When Sprinkles opened a 24-hour “cupcake ATM” outside of its flagship store in Beverly Hills earlier this month, news outlets were all over it.

Only a few of those news outlets mentioned the vending machine a few miles away that happened to be selling unmentionables.

That’s right. In the same way that they buy Snickers and Skittles, shoppers in Los Angeles can just as easily buy a new set of skivvies.

Spearheading this concept are Barak Diskin, 28, and Jonathan Shokrian, 27, the founders of a fledgling e-commerce company called MeUndies that sends basic apparel to subscribers each month.

Diskin says the idea to create automated underwear dispensers came from a desire to make buying underwear more convenient, particularly for avid travelers like himself whom often find themselves short a pair or two. He envisions the vending machines being installed at hotels, airports and boutique clothing stores that don’t typically carry basic apparel.

“We said to ourselves, let’s not focus entirely on just reinventing the way the product is sold, but where it’s sold and how it’s thought about,” he says.

MeUndies’ first and only vending machine to date is at Confederacy, a men’s apparel boutique in Los Angeles. The machine holds about 200 pairs of men’s underwear in a variety of sizes, styles and colors. Each pair costs $16, the same as it does through the company’s website.
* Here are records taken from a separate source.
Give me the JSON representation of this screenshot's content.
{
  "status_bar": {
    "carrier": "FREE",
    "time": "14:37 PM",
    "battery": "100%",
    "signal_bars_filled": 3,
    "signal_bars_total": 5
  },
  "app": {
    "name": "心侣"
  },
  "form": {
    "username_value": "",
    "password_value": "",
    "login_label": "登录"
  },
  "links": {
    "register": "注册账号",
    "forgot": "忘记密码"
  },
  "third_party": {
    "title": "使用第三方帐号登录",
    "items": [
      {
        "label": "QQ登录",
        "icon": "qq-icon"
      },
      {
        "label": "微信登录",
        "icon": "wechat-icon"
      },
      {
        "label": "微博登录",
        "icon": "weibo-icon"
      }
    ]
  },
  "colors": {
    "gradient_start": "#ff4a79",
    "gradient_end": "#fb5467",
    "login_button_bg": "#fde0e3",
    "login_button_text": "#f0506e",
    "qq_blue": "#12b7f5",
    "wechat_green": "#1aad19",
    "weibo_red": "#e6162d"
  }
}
MeUndies isn’t the only company that has jumped on the “automated retail” bandwagon. Two of the best known are Best Buy (NYSE:BBY), which sells electronic gadgets through Best Buy Express vending kiosks at airports and hotels, and RedBox, which has transformed the movie-rental industry by making DVDs available at the push of a button. Some lesser-known companies include Rollasole, which sells disposable ballet flats at vending machines in clubs in the U.K. and Las Vegas, and Gold to Go, which makes ATMs that dispense physical gold. (Yes, seriously!)

Diskin says reaction to the machine has been positive so far. He says customers enjoy the novelty of it – so much so that, when the credit-card reader stopped working and Confederacy offered to sell the underwear from the back of the machine, customers wouldn’t have it.

“People love it,” he says.

MeUndies’ next vending machine will be placed at a women’s store in New York, though Diskin could not reveal where. He said he would love to have 10 or 20 more machines installed by the end of the year and believes the underwear dispenser has the potential to become standard at airports someday.

“It’s kind of surprising to me that it’s not already,” he says.